For spatial database with raster support you can use any of the following, depending on your requirements:
PostGIS Raster: From their website - "PostGIS Raster is an
ongoing project aiming at developing raster support in PostGIS. It is
a new project very different from the previous PGRaster project and
also very different from Oracle Spatial GeoRaster.
The goal of PostGIS Raster is to implement the RASTER type as much as
possible like the GEOMETRY type is implemented in PostGIS and to
offer a single set of overlay SQL functions (like ST_Intersects)
operating seamlessly on vector and raster coverages.
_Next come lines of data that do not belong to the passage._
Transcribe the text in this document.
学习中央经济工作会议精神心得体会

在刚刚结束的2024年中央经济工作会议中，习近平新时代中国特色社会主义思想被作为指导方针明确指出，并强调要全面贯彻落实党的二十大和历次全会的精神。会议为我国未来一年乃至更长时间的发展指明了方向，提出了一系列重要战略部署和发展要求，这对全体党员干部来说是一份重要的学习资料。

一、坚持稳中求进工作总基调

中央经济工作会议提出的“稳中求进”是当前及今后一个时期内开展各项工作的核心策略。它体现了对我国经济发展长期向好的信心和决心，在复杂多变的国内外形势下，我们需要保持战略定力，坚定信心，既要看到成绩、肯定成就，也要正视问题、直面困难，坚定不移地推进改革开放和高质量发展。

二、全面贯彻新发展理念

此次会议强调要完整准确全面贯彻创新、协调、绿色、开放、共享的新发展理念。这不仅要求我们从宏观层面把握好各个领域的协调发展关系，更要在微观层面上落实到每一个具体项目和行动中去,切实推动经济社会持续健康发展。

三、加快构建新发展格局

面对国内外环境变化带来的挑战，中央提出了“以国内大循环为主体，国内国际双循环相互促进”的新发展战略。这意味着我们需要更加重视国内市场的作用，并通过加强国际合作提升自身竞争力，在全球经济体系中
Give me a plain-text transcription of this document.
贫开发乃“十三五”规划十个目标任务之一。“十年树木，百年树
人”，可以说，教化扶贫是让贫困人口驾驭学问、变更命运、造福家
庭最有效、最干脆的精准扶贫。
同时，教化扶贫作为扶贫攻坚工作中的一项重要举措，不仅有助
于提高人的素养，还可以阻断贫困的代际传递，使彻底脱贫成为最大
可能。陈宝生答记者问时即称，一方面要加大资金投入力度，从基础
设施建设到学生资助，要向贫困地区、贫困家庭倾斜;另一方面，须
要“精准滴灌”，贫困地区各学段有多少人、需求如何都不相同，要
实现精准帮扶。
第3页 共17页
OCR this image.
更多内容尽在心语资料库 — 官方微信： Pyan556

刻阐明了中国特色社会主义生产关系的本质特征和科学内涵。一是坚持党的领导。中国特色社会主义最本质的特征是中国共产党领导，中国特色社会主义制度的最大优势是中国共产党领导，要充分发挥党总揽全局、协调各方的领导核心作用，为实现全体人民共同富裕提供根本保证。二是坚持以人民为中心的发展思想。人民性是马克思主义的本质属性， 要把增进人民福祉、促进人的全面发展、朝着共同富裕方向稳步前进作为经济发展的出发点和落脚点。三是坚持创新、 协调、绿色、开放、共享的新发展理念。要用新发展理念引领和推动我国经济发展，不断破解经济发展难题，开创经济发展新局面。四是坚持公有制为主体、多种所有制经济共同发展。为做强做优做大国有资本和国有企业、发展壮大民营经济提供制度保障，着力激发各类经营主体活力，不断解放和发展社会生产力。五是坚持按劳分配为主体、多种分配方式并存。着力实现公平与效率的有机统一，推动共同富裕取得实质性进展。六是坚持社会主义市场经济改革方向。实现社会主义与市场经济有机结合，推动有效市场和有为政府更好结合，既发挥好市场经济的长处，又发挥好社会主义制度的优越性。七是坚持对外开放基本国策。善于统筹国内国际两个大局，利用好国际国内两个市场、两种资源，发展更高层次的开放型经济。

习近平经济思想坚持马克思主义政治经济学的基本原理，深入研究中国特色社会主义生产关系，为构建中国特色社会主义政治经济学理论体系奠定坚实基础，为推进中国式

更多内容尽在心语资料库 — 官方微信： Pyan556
PostGIS Raster will be integrated part of the future release of
PostGIS 2.0 (spring 2012)!"
Although this is still under development, you can give it a try as this is open source, easy-to-use with GUI pgAdmin and offers lot of spatial functionalities.
- RasterLite: A very simple C library implementing an efficient
storage solution for huge raster data sources based on SQLite +
SpatiaLite Spatial DBMS. You can find the manual here.
This might be worth looking at as a light-weight alternative. This is also open source.
There may exist other options, too. However I personally feel, unless you are going to use any spatial functionalities for your raster data directly through build-in functions of the spatial database, it is always better to keep your raster data in file structure and save the path in your database. This will reduce your retrieval time, as well as improve your performance. Although there are limitations in this approach, you can easily deliver your data through LAN using a server side scripts.